When Franklin D. Roosevelt pushed through the Rural Electrification Act of 1936 to help the poor in regions such as Appalachia, it excluded Indian tribes. Even today, political resistance to Navaho pleas for such basics as water rights can be fierce, particularly in Republican-dominated Arizona, which requires a maze of bureaucratic hurdles to be crossed.

 

At a time in the United States when newspapers everywhere have either died or shrunken to near worthlessness, this old journalist found two worthy newspapers in Navajo Nation—the Navajo-Hopi Observer and Navajo Times. In the editions I read were well-written, well-researched, longform stories that delved deep into the issues that affect Navajos today, stories also with a keen sense of history.


(My wife Suzanne and me with Duffy Holiday)
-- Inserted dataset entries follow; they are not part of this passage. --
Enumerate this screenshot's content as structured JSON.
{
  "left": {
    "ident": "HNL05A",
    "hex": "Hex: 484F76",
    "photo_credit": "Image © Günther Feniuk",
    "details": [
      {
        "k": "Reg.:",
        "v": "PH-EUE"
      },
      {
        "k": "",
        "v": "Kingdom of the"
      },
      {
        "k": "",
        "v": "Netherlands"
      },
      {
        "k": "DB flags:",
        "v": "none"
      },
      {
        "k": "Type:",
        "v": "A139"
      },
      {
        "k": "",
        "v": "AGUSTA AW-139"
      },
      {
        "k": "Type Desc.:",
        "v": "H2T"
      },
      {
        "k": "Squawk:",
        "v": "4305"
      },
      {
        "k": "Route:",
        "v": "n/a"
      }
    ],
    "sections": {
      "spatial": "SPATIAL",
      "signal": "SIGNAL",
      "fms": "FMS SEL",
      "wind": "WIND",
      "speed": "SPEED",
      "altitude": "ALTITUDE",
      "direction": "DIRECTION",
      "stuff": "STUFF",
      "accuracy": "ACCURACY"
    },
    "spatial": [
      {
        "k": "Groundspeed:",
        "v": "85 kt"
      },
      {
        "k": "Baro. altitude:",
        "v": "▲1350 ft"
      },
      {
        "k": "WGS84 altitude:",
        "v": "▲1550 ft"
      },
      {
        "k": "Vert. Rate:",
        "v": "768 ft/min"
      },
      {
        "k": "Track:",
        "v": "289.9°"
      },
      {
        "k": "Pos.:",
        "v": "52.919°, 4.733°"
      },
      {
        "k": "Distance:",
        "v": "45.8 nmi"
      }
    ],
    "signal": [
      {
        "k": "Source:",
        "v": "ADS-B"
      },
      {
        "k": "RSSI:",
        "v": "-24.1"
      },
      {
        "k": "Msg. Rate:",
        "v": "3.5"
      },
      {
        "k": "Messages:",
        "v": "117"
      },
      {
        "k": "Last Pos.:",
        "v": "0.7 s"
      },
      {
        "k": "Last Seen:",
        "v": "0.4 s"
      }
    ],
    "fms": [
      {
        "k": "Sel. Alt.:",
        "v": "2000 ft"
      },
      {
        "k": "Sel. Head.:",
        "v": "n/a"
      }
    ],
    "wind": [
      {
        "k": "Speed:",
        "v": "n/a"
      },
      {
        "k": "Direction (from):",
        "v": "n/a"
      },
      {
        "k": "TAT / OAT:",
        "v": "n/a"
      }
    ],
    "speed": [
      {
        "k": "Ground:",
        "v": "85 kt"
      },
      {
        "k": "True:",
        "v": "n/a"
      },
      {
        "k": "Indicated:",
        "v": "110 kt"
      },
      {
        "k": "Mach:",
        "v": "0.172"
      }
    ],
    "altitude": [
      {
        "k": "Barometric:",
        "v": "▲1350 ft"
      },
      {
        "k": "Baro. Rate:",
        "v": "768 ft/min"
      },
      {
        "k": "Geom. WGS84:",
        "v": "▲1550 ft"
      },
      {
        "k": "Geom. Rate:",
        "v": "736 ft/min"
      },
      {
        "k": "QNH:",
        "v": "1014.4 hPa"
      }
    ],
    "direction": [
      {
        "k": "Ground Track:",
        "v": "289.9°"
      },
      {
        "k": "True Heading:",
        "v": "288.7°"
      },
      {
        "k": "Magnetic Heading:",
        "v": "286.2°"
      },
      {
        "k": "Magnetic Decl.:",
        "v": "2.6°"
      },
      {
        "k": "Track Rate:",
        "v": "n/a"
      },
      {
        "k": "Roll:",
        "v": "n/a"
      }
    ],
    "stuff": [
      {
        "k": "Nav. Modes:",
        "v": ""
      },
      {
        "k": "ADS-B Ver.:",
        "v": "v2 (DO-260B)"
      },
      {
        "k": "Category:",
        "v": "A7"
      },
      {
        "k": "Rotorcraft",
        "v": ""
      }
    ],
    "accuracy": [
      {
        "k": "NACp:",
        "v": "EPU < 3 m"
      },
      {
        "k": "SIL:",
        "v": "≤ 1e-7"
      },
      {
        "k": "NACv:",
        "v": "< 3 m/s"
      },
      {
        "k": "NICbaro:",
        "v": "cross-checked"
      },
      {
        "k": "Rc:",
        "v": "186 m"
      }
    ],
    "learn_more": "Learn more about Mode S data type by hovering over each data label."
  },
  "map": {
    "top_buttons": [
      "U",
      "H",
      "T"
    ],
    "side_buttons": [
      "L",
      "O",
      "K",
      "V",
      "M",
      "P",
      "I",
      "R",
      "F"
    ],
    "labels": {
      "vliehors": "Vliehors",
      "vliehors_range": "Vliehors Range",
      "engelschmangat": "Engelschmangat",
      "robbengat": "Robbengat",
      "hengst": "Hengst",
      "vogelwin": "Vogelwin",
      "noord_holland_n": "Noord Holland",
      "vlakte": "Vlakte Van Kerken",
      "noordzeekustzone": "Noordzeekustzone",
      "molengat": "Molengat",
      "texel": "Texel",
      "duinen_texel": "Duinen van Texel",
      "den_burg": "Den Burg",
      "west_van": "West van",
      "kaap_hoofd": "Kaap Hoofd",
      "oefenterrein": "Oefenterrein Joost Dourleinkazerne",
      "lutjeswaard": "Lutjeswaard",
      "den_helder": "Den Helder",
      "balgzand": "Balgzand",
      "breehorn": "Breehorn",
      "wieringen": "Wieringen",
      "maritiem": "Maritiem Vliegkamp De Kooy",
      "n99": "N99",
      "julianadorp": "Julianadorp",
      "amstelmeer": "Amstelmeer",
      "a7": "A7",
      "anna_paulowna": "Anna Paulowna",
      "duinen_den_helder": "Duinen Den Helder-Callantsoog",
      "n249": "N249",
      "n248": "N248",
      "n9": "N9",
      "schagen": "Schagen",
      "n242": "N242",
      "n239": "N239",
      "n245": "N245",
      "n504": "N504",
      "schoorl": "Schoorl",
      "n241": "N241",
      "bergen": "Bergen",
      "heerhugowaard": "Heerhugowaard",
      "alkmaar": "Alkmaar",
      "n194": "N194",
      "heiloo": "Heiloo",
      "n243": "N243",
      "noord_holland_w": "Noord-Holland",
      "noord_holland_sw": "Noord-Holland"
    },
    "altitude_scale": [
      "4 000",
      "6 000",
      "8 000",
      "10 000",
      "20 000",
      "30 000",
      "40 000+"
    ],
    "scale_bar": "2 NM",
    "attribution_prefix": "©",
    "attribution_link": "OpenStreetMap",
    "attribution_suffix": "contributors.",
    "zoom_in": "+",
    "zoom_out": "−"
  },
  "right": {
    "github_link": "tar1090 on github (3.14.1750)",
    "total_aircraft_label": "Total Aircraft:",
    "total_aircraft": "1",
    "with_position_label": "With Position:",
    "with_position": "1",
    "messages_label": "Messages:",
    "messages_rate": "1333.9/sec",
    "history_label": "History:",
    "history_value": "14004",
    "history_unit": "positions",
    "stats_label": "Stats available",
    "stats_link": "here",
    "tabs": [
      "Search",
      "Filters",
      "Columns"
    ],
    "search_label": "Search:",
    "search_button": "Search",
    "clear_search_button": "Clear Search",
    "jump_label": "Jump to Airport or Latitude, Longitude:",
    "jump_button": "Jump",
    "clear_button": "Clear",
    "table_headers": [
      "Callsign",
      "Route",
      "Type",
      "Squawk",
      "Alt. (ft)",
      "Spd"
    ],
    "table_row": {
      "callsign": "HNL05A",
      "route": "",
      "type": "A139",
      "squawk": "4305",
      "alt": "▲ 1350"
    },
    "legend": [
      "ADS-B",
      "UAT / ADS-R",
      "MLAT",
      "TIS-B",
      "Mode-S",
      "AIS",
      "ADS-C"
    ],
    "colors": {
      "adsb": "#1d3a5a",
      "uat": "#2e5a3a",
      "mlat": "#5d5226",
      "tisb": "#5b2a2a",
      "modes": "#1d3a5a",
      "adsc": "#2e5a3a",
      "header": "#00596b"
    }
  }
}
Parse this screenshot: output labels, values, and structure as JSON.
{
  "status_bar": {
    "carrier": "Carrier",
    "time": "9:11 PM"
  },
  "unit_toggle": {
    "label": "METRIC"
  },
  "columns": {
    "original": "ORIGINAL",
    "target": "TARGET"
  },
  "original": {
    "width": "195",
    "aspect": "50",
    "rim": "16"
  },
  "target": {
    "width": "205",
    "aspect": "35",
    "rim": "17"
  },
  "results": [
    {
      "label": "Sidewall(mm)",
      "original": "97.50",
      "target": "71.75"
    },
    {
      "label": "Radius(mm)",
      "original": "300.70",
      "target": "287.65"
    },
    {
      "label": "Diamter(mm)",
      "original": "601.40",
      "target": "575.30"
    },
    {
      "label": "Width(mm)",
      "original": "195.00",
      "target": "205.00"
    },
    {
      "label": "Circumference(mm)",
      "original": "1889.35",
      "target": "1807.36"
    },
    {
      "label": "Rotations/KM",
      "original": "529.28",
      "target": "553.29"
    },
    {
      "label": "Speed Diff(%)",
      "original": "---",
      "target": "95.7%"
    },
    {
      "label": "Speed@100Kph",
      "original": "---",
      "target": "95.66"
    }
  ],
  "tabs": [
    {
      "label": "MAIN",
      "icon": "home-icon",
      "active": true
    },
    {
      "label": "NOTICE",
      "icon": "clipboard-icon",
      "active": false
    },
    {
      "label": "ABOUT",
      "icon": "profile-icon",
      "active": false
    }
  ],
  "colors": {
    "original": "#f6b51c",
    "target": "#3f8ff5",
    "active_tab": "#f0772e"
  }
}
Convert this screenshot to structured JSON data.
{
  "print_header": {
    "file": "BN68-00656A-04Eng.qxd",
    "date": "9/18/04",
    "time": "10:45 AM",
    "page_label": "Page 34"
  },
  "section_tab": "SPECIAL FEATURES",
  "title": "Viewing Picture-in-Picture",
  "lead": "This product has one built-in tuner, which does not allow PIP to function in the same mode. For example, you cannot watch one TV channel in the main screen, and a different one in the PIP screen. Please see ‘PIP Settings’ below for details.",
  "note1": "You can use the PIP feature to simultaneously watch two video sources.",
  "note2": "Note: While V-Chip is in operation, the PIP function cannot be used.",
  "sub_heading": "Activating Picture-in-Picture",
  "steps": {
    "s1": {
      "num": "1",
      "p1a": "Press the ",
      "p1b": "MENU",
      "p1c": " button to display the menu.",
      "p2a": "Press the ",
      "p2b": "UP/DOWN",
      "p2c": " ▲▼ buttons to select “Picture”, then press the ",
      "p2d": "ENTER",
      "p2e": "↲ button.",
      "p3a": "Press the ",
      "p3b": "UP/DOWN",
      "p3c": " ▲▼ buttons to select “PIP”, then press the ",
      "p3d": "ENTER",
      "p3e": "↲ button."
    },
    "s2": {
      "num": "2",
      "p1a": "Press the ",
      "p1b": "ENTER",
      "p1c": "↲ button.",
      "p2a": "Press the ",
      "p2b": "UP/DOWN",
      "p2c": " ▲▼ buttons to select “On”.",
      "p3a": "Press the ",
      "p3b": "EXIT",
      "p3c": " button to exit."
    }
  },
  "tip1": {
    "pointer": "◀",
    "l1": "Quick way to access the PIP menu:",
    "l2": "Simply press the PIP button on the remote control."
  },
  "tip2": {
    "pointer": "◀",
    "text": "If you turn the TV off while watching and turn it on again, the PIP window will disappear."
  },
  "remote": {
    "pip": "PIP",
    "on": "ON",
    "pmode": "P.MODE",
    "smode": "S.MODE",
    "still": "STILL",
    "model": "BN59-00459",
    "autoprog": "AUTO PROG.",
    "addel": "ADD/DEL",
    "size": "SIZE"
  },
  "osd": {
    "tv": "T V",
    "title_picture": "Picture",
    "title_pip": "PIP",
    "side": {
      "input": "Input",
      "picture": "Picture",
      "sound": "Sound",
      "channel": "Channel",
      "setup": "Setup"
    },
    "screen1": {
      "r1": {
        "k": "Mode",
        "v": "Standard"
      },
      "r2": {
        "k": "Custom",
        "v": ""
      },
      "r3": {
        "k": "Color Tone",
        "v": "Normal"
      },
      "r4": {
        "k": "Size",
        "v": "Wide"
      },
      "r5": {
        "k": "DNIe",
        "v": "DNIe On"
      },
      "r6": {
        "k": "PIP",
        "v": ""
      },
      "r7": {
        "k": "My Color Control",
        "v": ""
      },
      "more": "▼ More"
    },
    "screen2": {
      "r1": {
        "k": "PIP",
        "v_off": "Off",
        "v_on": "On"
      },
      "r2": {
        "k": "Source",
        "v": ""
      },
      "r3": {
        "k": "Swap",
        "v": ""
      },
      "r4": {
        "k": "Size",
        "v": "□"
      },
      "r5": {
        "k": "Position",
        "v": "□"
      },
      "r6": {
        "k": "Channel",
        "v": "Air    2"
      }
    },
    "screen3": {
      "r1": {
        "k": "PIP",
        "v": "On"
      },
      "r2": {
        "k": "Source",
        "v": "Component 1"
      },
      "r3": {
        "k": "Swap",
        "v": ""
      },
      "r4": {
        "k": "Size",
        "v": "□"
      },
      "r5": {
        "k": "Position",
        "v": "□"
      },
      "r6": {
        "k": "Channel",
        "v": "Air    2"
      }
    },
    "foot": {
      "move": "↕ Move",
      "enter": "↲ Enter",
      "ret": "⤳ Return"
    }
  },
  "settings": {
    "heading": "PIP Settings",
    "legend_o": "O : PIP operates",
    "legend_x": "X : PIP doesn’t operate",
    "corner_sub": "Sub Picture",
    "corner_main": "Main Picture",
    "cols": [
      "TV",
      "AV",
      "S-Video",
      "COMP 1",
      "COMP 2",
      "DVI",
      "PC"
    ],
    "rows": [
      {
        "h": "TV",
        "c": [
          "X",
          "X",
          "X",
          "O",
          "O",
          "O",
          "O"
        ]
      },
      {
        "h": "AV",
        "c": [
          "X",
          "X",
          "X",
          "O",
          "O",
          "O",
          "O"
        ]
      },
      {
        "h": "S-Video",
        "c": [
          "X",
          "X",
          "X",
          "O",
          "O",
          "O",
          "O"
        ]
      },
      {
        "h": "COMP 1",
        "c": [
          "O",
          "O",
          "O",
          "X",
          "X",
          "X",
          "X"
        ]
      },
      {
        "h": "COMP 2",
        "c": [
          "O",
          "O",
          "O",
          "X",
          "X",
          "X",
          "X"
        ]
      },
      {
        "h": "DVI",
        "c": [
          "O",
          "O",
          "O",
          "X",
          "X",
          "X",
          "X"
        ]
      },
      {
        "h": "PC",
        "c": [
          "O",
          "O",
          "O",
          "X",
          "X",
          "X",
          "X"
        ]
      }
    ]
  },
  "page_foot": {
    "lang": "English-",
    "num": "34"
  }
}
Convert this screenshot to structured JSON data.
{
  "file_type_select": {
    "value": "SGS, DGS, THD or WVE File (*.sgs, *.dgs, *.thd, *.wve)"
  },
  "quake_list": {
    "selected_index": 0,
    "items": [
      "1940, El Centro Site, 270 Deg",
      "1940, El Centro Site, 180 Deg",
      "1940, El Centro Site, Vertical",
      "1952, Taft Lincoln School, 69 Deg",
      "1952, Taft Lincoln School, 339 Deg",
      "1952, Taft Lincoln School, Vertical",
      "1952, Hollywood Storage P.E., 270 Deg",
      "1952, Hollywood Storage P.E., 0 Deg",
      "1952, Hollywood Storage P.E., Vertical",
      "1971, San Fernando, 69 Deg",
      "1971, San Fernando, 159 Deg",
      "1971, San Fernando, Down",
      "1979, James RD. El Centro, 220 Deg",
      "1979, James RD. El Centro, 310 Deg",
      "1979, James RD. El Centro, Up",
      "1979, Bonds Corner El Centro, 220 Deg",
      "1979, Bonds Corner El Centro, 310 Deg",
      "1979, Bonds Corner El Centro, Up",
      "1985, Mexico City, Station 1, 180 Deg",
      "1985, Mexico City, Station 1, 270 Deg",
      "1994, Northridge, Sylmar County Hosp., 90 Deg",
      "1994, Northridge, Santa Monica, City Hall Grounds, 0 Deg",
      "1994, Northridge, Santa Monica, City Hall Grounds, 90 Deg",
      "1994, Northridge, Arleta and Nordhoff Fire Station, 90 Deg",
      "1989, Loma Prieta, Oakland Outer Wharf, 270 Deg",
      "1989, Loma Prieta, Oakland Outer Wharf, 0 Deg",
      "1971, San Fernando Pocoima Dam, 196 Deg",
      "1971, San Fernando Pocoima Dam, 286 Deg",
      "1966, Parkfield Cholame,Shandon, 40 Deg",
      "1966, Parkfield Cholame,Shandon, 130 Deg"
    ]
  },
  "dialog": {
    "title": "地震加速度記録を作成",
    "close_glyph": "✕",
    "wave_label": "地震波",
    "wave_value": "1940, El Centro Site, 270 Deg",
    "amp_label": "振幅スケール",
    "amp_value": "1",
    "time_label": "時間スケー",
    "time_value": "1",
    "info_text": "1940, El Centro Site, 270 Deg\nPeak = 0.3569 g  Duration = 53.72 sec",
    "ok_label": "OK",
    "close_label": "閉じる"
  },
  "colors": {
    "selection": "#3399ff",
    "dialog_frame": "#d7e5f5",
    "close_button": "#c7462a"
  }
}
For example, Wild’s story on efforts to bring electricity to residents of Monument Valley included a poignant reminder of a past that included the forced migration in 1863 of 10,000 Navajos from their home in the Canyon de Chelly to Fort Sumner some 300 miles away in what is today New Mexico. In what writer Nicky Leach has called “the first concentration camp on American soil,” these Navajo were held in slave-like conditions without clean water, provisions, or proper shelter. Many died before a public outcry forced the U.S. government to allow them to return home in 1868.

 

As I scanned the vast and mystical beauty of this amazing landscape—made famous in all those John Ford Westerns starring John Wayne and Ben Johnson—I pondered the story of our American nation and of the Navajo Nation. It’s a sweeping story of courage, resilience, and sacrifice, but also one of the suffering, sadness, and tragedy that violence, selfishness, racism, and greed make inevitable.